NEW YORK (TheStreet) -- There are many places where you can buy pens, paper clips, sticky notes and all the other items needed to run your office. Staples (SPLS), the largest retailer of office products and services in the U.S., would have ranked on any short list of places to get these things.
However, despite the company's "Easy" slogan, there's nothing easy about Staples' ability to grow sales, and that hasn't been good for its stock. The Framingham, Mass.-based company has posted 17 consecutive quarters of revenue declines.
But Staples wants to get shoppers back into its stores, which is why its pending merger with rival Office Depot (ODP) is so important. However, that's not likely to work. Like Staples, Office Depot, is also struggling, with revenue declines for two straight quarters and 8% year over year on average.

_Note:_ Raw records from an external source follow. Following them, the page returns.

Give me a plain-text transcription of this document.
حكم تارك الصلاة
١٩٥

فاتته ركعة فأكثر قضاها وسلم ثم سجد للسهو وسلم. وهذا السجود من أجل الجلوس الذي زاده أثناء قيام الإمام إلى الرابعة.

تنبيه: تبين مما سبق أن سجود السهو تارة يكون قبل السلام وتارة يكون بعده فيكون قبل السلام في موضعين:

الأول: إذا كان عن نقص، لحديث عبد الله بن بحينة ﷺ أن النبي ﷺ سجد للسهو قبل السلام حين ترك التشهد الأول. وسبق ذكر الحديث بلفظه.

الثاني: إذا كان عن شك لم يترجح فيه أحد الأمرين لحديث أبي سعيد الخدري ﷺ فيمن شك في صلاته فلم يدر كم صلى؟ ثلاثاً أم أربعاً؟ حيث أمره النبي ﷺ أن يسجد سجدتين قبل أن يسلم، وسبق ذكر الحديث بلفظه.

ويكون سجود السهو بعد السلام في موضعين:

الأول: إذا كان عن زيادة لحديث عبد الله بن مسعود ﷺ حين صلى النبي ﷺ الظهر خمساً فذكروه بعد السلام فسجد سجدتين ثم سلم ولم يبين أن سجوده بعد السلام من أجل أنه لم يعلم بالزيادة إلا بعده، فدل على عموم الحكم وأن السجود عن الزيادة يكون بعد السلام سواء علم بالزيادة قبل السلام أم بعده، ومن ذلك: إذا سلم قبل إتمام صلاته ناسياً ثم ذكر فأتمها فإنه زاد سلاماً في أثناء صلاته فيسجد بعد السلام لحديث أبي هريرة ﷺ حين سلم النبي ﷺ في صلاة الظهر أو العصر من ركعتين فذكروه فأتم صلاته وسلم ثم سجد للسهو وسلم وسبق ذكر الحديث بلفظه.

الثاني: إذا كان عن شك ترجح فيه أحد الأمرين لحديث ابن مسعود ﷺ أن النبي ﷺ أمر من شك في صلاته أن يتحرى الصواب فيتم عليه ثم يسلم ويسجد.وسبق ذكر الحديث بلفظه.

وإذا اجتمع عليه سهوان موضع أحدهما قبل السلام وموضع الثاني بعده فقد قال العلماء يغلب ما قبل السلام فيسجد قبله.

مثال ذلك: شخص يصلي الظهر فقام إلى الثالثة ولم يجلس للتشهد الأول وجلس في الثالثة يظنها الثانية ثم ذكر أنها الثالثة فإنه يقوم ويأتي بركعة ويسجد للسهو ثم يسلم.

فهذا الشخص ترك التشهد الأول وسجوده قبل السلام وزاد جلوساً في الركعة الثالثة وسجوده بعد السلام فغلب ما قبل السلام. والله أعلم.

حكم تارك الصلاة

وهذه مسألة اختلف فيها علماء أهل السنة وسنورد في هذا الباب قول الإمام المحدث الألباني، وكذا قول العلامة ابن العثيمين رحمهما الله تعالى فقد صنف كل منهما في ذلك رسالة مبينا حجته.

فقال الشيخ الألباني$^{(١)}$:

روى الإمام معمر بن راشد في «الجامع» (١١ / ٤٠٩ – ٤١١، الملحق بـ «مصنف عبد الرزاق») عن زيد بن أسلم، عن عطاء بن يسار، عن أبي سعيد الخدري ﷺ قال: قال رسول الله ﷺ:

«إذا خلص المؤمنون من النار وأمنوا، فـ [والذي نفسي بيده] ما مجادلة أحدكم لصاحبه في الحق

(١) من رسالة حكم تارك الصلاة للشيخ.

Sure, analysts have grown more optimistic about their future together. But that's mostly from the standpoint of cutting costs and how much money the combined company stands to save annually in merger synergies. But that still doesn't address how competitive the new company will be against Amazon's (AMZN) dominant e-commerce platform.
All told, there are still too many unknowns about the future of the combined company, especially with Wal-Mart (WMT) now entering the fray with unlimited shipping. Do you suppose Wal-Mart, the price leader, won't find a way to ship reams of paper and manilla envelopes at lower prices to undercut Staples? Sure it will.